Large language models (LLMs) are increasingly adapted to downstream tasks via reinforcement learning (RL) methods like Group Relative Policy Optimization (GRPO), which often require thousands of rollouts to learn new tasks. We argue that the interpretable nature of language often provides a much richer learning medium for LLMs, compared to policy gradients derived from sparse, scalar rewards. To test this, we introduce GEPA (Genetic-Pareto), a prompt optimizer that thoroughly incorporates natural language reflection to learn high-level rules from trial and error. Given any AI system containing one or more LLM prompts, GEPA samples trajectories (e.g., reasoning, tool calls, and tool outputs) and reflects on them in natural language to diagnose problems, propose and test prompt updates, and combine complementary lessons from the Pareto frontier of its own attempts. As a result of GEPA's design, it can often turn even just a few rollouts into a large quality gain.

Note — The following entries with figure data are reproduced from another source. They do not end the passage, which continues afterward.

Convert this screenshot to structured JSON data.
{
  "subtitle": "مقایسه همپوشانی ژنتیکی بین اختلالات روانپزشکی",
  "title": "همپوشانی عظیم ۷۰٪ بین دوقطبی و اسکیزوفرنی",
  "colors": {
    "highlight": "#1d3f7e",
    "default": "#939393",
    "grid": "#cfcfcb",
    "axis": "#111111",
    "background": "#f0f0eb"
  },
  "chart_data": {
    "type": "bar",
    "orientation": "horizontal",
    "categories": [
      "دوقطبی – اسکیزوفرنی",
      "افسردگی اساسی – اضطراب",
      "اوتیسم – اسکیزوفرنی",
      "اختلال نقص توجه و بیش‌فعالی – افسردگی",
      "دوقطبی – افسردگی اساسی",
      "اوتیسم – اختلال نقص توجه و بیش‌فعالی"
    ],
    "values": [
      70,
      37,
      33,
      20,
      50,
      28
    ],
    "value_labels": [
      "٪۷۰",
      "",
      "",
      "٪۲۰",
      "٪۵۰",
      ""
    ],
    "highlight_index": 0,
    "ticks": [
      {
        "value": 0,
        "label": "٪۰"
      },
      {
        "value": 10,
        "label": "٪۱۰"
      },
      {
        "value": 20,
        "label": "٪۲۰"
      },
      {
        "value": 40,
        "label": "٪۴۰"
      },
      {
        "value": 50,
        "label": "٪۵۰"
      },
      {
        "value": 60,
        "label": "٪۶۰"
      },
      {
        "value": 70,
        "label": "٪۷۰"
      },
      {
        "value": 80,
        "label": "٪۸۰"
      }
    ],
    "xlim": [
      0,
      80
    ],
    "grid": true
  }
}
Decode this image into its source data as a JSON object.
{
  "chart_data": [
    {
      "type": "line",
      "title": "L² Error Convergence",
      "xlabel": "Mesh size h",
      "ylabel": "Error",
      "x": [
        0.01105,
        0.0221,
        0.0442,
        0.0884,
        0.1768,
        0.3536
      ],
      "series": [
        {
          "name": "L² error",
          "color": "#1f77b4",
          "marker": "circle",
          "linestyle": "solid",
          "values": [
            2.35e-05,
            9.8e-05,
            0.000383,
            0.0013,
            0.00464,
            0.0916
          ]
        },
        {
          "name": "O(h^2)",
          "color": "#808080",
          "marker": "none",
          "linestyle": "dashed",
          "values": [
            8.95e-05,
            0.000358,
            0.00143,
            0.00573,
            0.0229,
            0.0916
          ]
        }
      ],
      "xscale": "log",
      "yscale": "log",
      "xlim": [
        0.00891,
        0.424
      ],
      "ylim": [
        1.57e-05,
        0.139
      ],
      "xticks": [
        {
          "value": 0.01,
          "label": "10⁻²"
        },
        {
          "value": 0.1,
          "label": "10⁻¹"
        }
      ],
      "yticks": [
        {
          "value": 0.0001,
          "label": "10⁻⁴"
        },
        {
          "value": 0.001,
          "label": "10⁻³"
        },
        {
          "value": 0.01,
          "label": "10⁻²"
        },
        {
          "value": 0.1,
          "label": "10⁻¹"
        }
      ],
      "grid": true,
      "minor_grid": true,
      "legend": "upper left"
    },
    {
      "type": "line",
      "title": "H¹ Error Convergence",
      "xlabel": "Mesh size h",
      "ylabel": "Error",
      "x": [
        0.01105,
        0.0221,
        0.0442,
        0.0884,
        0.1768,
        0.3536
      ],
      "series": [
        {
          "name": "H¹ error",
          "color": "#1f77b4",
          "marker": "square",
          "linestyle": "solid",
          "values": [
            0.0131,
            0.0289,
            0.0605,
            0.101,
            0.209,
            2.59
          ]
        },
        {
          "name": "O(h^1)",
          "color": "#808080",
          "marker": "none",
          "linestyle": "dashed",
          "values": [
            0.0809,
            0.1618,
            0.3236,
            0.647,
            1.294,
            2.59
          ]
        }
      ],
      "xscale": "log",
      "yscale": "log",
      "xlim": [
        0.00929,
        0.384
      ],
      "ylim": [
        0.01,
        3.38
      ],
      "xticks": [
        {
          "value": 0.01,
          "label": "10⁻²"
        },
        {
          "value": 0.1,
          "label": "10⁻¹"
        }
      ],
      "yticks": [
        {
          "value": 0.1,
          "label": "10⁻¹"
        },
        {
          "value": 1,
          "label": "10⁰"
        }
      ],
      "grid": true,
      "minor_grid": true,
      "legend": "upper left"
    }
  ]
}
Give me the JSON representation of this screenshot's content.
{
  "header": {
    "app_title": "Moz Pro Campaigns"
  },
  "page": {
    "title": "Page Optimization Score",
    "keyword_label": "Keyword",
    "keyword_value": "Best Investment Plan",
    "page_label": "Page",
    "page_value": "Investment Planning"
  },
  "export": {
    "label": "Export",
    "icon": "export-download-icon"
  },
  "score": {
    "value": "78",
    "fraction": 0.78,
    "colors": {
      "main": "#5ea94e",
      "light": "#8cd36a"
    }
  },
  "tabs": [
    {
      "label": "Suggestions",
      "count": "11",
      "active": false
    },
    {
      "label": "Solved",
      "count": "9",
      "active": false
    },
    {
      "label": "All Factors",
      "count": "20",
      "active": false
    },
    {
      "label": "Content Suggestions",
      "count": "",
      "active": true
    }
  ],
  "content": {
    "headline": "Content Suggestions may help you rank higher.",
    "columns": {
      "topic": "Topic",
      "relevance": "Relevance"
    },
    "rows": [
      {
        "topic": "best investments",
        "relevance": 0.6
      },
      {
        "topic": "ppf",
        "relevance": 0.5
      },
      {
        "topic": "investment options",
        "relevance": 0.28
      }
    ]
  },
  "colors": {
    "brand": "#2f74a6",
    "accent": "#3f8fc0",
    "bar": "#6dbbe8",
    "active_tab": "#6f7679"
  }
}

Across six tasks, GEPA outperforms GRPO by 6 percentage points on average and by up to 19pp, while using up to 35x fewer rollouts. GEPA also outperforms the leading prompt optimizer, MIPROv2, by over 10 percentage points (e.g., +12pp on AIME-2025), and demonstrates promising results as an inference-time search strategy for code optimization. We release our code at https://github.com/gepa-ai/gepa.

Fri 24 April 7:42 - 7:52 PDT

Speculative Actions: A Lossless Framework for Faster AI Agents

Naimeng Ye ⋅ Arnav Ahuja ⋅ Georgios Liargkovas ⋅ Yunan Lu ⋅ Kostis Kaffes ⋅ Tianyi Peng

AI agents are increasingly deployed in complex, interactive environments, yet their runtime remains a major bottleneck for training, evaluation, and real-world use. Typical agent behavior unfolds sequentially, where each action requires an API call that can incur substantial latency. For example, a game of chess between two state-of-the-art agents can take hours. We introduce speculative actions, a lossless acceleration framework for general agentic systems. Inspired by speculative execution in microprocessors and speculative decoding in LLM inference, our method uses faster models to predict likely future actions and executes them in parallel, committing only when predictions match. We evaluate speculative actions across gaming, e-commerce, and web search environments, and additionally study a lossy extension in an operating systems setting. Across domains, we achieve up to 55% next-action prediction accuracy, translating into substantial latency reductions. Finally, we present a cost–latency analysis that formalizes the tradeoff between speculative breadth and time savings. This analysis enables principled tuning and selective branch launching, to ensure multi-branch speculation delivers practical speedups without prohibitive cost growth.